News

Actions

School accused of throwing away lunches

Posted at 10:28 AM, May 08, 2018
and last updated 2018-05-08 10:28:38-04

STANLEY, WI (WQOW/CNN) - Parents in Wisconsin are furious that students without enough money are allegedly not being allowed to eat school lunches.

Children at Stanley Boyd High School said employees are confronting students without money in their accounts and throwing their food in the trash after they get it.

Superintendent Jim Jones said the school district has been cracking down on lunch accounts that hit zero.

While he said they've been offering those students an "alternative" lunch, students and parents claim otherwise.

Jones said students' food were not tossed in the trash.

“We have not physically, no employee at the district has physically taken a lunch and thrown it in the garbage, no.” Jones said.

“I guess I would have to call him a liar because he says straight up he's never done that and his staff doesn't do it, that's not true because we've as students have seen it happen," said a student at Stanley Boyd who did not give his name fearing he could get in trouble.

He said he's seen this happen first hand.

“So this special needs student sat down and was eating lunch.
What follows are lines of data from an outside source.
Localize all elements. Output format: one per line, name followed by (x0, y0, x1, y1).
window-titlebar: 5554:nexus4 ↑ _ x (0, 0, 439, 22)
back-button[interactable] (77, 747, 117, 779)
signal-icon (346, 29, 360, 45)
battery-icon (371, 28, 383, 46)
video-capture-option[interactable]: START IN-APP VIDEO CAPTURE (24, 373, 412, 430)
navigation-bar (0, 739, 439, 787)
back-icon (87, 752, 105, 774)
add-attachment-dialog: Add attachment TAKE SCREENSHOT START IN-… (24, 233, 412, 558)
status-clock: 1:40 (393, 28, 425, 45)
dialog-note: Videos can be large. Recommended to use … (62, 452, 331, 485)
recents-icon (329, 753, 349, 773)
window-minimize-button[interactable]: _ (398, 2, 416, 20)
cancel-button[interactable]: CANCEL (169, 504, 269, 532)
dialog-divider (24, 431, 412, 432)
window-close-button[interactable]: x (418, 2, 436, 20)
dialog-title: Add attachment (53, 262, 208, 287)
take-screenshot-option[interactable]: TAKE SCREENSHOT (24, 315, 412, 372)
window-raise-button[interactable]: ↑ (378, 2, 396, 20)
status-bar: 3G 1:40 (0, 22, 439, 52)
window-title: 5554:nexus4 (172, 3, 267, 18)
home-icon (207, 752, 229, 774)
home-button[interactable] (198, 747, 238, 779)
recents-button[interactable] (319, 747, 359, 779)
He grabbed his tray and said 'you don't have any money in your account' and dumped his tray in the garbage and he did not offer him an alternate food option,” the student said.

The student said it was the principal, Jeffery Koenig, who tossed the food.

Denise Hoffstatter also heard about this happening and decided to confront the school board on April 23.

“One of the administrators guaranteed me, 'Denise, I promise you this has only happened once and it was some nachos,' " Hoffstatter said she was told.

Koenig said his quote was "we can ensure that every kid has a free education but we cannot ensure free meals."

Parents said staff members eat in the cafeteria for free, so it's unfair for them to throw away student lunches.

They plan to confront the board at its next meeting at on May 28.